Слово «изо» Согрина раздражало, потому он старомодно называл свой урок рисованием и требовал от детей таких изобразительных подвигов, что некоторые наивные родители всерьез просили у директрисы защиты от учительского произвола.
— Что это? — с омерзением спрашивал Согрин, держа детский рисунок двумя пальцами, будто чумную крысу. — Что вы хотели этим сказать?
Рисунок как рисунок. Красные флаги, демонстранты, корявое солнце в углу. Мазки неумелые, краски грязные, но ведь это школа, а не архитектурный
— Так рисовать нельзя, — Согрин нависал над мальчиком, словно утес над морем. — Уж лучше вы совсем не рисуйте, чем так издеваться над искусством.
Мальчик поднял глаза, голубые с серыми и черными крапинками. Голубая краска с серыми и черными крапинками спикировала на парту, Согрин ловко поймал ее, сунул в карман и вернулся к доске.
— Придурок, — негромко сказал мальчик, его соседка по парте согласно кивнула.
Дети не любили Согрина, зато боялись — до рези в животах. У одной девочки даже открылась язва после того, как Согрин высмеял ее чертеж.
На уроках Согрин всегда говорил очень тихо, и Евгения Ивановна замирала от удовольствия под дверью — дисциплина лучше, чем у прославленной математички-самодурши Лидии Васильевны. К той дети шли, будто на казнь, у девочек глаза были на мокром месте, у мальчиков дрожали руки.
К Согрину ученики приходили, как на казнь публичную, — он никогда никого не хвалил, но критиковал детские работы обстоятельно и злобно. И это ледяное «вы» стальной занозой входило в сердце. Самые высокие оценки, которые Согрин ставил в школе, были четверки с двумя минусами — их получала девочка Оля из девятого класса.
Согрин сразу узнал эту Олю, еще до того, как заглянуть в журнал и обжечься взглядом о любимую, долгожданную фамилию. Оля напоминала Татьяну общим очерком, неповторимой манерой улыбаться уголками губ, поворачивать голову, теребить рукава — уродливый школьный пиджачок тут же превращался в концертное платье, в волосах зажигались светлячки, Согрин не мог спокойно смотреть на Олю и потому возвращал ей работы без всяких комментариев, с самыми лучшими, по своим меркам, оценками.

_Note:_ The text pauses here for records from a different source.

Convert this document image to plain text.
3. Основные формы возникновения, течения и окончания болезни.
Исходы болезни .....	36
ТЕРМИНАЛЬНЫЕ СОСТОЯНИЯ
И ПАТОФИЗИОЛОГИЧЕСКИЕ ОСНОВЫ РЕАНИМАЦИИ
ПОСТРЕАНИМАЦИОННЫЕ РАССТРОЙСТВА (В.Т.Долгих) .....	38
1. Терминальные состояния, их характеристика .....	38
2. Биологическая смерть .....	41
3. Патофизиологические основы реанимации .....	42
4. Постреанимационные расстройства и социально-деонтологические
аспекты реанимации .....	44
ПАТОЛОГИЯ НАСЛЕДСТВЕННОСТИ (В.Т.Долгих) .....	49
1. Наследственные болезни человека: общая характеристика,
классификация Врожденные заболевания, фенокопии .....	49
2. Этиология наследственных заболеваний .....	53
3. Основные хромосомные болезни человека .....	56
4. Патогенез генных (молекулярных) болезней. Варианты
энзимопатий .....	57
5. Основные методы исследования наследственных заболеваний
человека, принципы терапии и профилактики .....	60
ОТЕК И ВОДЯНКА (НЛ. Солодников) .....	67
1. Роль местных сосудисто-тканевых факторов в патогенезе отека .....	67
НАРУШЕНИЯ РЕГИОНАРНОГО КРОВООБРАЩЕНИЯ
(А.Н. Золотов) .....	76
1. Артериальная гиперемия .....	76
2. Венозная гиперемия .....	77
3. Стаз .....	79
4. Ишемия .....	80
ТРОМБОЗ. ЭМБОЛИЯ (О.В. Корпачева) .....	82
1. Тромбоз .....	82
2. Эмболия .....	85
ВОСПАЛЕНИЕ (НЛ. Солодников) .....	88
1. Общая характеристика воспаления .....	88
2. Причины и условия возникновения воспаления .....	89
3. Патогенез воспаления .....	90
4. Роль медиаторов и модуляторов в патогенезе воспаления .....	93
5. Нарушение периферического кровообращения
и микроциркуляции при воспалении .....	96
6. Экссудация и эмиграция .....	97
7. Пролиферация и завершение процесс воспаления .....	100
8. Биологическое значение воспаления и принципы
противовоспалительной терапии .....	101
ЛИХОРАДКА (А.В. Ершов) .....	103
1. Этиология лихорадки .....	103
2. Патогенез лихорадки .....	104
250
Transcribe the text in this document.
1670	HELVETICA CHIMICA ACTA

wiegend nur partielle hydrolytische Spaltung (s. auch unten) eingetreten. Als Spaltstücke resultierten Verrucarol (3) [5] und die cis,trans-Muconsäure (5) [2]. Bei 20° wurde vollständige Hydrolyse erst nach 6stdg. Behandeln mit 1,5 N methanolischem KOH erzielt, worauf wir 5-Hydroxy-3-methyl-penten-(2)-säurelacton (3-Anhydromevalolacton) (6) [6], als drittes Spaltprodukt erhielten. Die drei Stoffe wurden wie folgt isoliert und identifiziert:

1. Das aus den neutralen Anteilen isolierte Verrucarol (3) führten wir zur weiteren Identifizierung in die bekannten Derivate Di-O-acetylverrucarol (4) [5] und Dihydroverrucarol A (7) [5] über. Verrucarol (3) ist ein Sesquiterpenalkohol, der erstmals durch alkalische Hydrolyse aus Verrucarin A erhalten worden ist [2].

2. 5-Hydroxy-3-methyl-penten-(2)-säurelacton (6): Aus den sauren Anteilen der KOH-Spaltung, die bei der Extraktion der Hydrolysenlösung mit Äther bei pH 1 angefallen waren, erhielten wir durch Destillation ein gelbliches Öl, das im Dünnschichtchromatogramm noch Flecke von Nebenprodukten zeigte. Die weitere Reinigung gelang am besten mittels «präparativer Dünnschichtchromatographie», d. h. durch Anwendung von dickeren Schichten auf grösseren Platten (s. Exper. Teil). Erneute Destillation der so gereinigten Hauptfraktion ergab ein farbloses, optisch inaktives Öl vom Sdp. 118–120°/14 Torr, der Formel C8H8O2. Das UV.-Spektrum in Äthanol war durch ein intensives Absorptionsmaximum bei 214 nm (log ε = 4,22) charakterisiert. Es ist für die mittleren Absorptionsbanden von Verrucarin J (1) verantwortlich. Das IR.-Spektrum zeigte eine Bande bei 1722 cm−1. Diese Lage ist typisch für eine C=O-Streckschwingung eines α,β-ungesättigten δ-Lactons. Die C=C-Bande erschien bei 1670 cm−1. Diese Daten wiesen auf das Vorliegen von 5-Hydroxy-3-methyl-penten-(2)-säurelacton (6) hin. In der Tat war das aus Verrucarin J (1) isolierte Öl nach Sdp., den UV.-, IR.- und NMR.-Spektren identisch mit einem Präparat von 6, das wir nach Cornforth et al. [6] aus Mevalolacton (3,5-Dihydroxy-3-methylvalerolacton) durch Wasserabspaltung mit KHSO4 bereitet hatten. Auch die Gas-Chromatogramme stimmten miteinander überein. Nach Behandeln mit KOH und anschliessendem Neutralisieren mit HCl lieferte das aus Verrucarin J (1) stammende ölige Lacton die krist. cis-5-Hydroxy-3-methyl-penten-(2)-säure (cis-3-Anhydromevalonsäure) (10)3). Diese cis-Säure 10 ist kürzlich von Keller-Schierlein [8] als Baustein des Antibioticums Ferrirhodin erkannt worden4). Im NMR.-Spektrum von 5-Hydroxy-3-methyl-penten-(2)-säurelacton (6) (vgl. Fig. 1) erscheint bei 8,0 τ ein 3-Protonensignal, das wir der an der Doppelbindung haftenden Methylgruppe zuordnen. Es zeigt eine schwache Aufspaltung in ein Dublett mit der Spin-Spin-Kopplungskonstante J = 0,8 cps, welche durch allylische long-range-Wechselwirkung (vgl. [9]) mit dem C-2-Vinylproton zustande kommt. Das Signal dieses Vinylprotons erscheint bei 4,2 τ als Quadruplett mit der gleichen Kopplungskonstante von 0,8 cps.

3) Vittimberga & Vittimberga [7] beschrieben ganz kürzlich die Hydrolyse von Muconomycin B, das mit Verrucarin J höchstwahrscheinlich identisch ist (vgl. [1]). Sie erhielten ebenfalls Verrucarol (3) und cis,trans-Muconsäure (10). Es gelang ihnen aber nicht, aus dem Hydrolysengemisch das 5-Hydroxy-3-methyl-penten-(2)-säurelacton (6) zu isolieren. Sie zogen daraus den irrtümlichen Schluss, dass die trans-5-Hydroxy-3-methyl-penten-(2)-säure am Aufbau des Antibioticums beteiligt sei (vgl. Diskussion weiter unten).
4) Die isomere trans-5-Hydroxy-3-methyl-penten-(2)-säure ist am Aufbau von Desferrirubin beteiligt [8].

Оля и вправду чертила недурно, у нее были и чувство пропорций, и твердая рука.
Согрин преподавал тогда первый год, в письменном столе его были надежно заперты несколько исчерканных календарей. Пятнадцатилетняя Оля, конечно, не узнала бывшего любовника матери, но Согрин в ужасе думал, что они могут столкнуться в школе с Татьяной.
Зря ужасался, потому что Татьяна была в Олиной школе два раза — первого сентября в первом классе и потом однажды ее вызвали побеседовать о поведении Оли, но Татьяна не смогла вспомнить, в каком классе учится дочь, и ушла домой, не повидавшись с разгневанными педагогами.
Оля была благодарна матери за небрежение школой — она и сама ненавидела это заведение от всей души, хотя училась хорошо. Евгения Ивановна, с которой Оля несколько раз имела радость объясняться по поводу чисто символических юбок и намазанных ресниц, не догадывалась, с кем говорит, но ненавидела девочку так яростно, словно была всесторонне осведомлена.
Олю было легко ненавидеть — ранняя женственность, быстрый ум да еще эта расклешенная юбочка. Учительский состав единодушно считал, что толка из этой девочки не будет, тем паче родительнице на нее было откровенно наплевать да и бабушка-артистка приходила в школу тоже как из-под палки.